Since we are both looking for flats, he suggested we move in together. Part of me is over the moon that he’s asked me but then I also feel a bit scared about it. Tbh, I don't want our happy relationship to get messed up by living together. I worry the romance will go and we'll be stuck in watching TV instead of going on dates. And what if we run out of conversation?
I've discussed it with him but he’s incredibly optimistic and says we will make it work and "we'll face any challenges as they arise". Inside though I really don't want to lose what we've got. Help!?!
Dear "a bit scared",
It's quite natural to be scared about committing to moving in but you shouldn't let that fear stop you from making the ‘right’ decision. Just what is the ‘right’ decision?
If you’d like to develop a full-on, loving relationship that grows and deepens with time, moving in together is part of a natural progression. People in love and who desire true intimacy usually want to share a home together. This gives them the "warts and all" reality that a full relationship is all about. The good comes with the ‘bad’ and things often must be negotiated if your relationship is going to be an emotionally healthy one.

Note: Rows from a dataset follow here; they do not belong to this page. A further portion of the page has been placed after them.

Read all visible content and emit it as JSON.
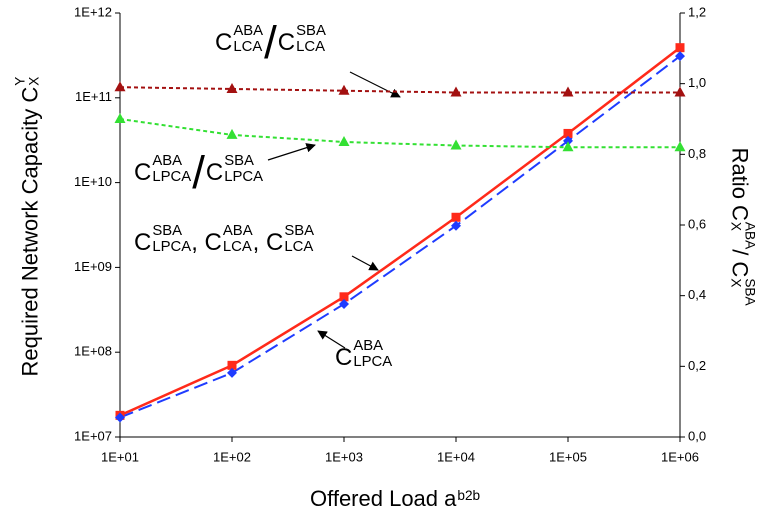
{
  "chart_data": {
    "type": "line",
    "x_label": [
      {
        "text": "Offered Load a",
        "sub": "b2b"
      }
    ],
    "y_label": [
      {
        "text": "Required Network Capacity C",
        "sup": "Y",
        "sub": "X"
      }
    ],
    "y2_label": [
      {
        "text": "Ratio C",
        "sup": "ABA",
        "sub": "X"
      },
      {
        "text": " / C",
        "sup": "SBA",
        "sub": "X"
      }
    ],
    "x": [
      10,
      100,
      1000,
      10000,
      100000,
      1000000
    ],
    "xscale": "log",
    "yscale": "log",
    "xlim": [
      10,
      1000000
    ],
    "xticks": [
      {
        "value": 10,
        "label": "1E+01"
      },
      {
        "value": 100,
        "label": "1E+02"
      },
      {
        "value": 1000,
        "label": "1E+03"
      },
      {
        "value": 10000,
        "label": "1E+04"
      },
      {
        "value": 100000,
        "label": "1E+05"
      },
      {
        "value": 1000000,
        "label": "1E+06"
      }
    ],
    "ylim": [
      10000000,
      1000000000000
    ],
    "yticks": [
      {
        "value": 10000000,
        "label": "1E+07"
      },
      {
        "value": 100000000,
        "label": "1E+08"
      },
      {
        "value": 1000000000,
        "label": "1E+09"
      },
      {
        "value": 10000000000,
        "label": "1E+10"
      },
      {
        "value": 100000000000,
        "label": "1E+11"
      },
      {
        "value": 1000000000000,
        "label": "1E+12"
      }
    ],
    "y2lim": [
      0,
      1.2
    ],
    "y2ticks": [
      {
        "value": 0,
        "label": "0,0"
      },
      {
        "value": 0.2,
        "label": "0,2"
      },
      {
        "value": 0.4,
        "label": "0,4"
      },
      {
        "value": 0.6,
        "label": "0,6"
      },
      {
        "value": 0.8,
        "label": "0,8"
      },
      {
        "value": 1.0,
        "label": "1,0"
      },
      {
        "value": 1.2,
        "label": "1,2"
      }
    ],
    "series": [
      {
        "color": "#ff2a1a",
        "marker": "square",
        "line_style": "solid",
        "axis": "y",
        "values": [
          18000000,
          70000000,
          450000000,
          3900000000,
          38000000000,
          390000000000
        ]
      },
      {
        "color": "#1f3cff",
        "marker": "diamond",
        "line_style": "dashed",
        "axis": "y",
        "values": [
          17000000,
          57000000,
          370000000,
          3100000000,
          31000000000,
          310000000000
        ]
      },
      {
        "color": "#a31010",
        "marker": "triangle",
        "line_style": "dotted",
        "axis": "y2",
        "values": [
          0.99,
          0.985,
          0.98,
          0.975,
          0.975,
          0.975
        ]
      },
      {
        "color": "#33e033",
        "marker": "triangle",
        "line_style": "dotted",
        "axis": "y2",
        "values": [
          0.9,
          0.855,
          0.835,
          0.825,
          0.82,
          0.82
        ]
      }
    ],
    "annotations": [
      {
        "segments": [
          {
            "text": "C",
            "sup": "ABA",
            "sub": "LCA"
          },
          {
            "text": "/"
          },
          {
            "text": "C",
            "sup": "SBA",
            "sub": "LCA"
          }
        ]
      },
      {
        "segments": [
          {
            "text": "C",
            "sup": "ABA",
            "sub": "LPCA"
          },
          {
            "text": "/"
          },
          {
            "text": "C",
            "sup": "SBA",
            "sub": "LPCA"
          }
        ]
      },
      {
        "segments": [
          {
            "text": "C",
            "sup": "SBA",
            "sub": "LPCA"
          },
          {
            "text": ", C",
            "sup": "ABA",
            "sub": "LCA"
          },
          {
            "text": ", C",
            "sup": "SBA",
            "sub": "LCA"
          }
        ]
      },
      {
        "segments": [
          {
            "text": "C",
            "sup": "ABA",
            "sub": "LPCA"
          }
        ]
      }
    ]
  }
}
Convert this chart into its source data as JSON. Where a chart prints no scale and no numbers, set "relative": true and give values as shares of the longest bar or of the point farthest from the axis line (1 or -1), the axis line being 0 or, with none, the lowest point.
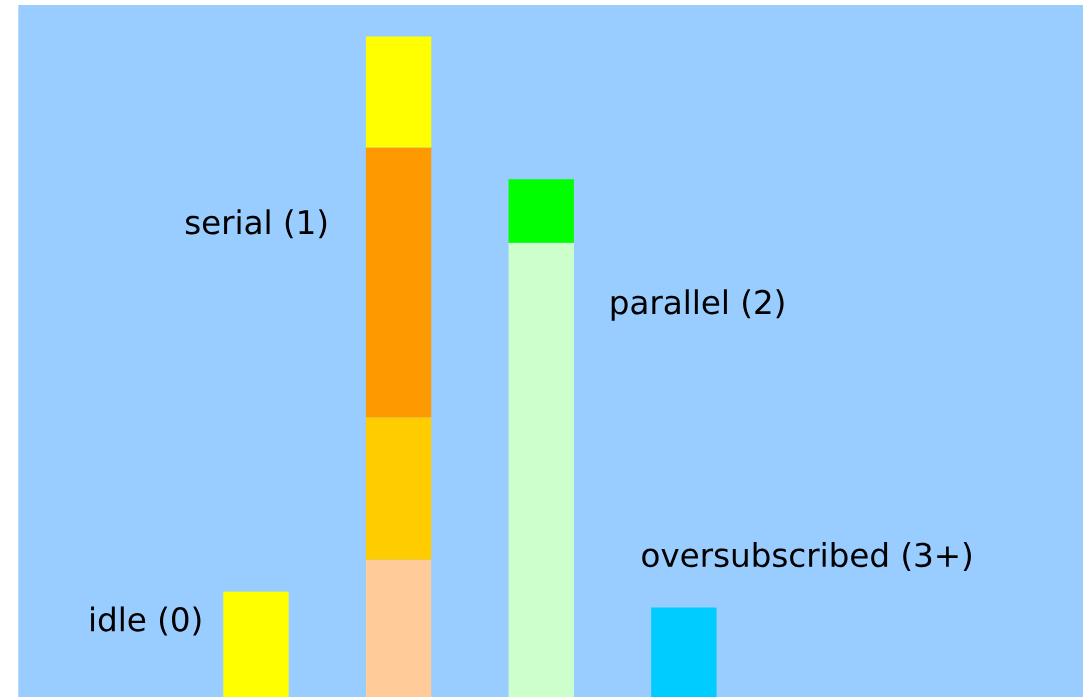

Yes, some couples never move in together - usually they have quite strong ideas about sharing a ‘limited’ relationship. Part of that decision might be about keeping the chemistry without having to deal with the rest of the ‘stuff’ of a full on relationship. Is that you? Despite your strong feelings for him are you really not interested in more than that? Or are you simply a bit scared and not sure how to make it a really good experience if you move in together? If it's such a fear - and you’d like a full on relationship - try these tips:
*Have you resisted intimacy before? If so, is this part of a pattern? Be honest with yourself because if you have intimacy issues you need to be honest with him about it. Working together can help take the sting out of your fear.
*Part of any fear might be about losing control once you share a place - and that includes control of the spark you presently share. Again, honest communication builds stronger confidence that you can be creative enough to keep the spark alive and yet realistic enough to know it's not going to be "hearts, flowers, and passion" every night when you share a place.
*Anyone with intimacy issues or fears about moving in should take their time and plan things wisely. You've got a couple months to do so. Begin by letting him know your expectations for how you see it working best. See how well yours match his expectations. Talk about things like "date nights", retaining some independence by seeing your own friends occasionally without each other, etc.
*Also draw up a list of the pros and cons of moving in – see how they compare. Use this to help tackle various cons.
*To be spontaneous when living together actually takes planning. Put it in your diary to prepare little surprises for him and ask him to do the same.
*Agree to take regular little breaks from each other like staying at your parents or friends for the weekend - absence makes the heart grow fonder.
Final tip: If you can start being honest at this stage about fears and anxieties it will only strengthen your relationship. Don't sweep things under the carpet, focus on the good you two share and make more of it happen.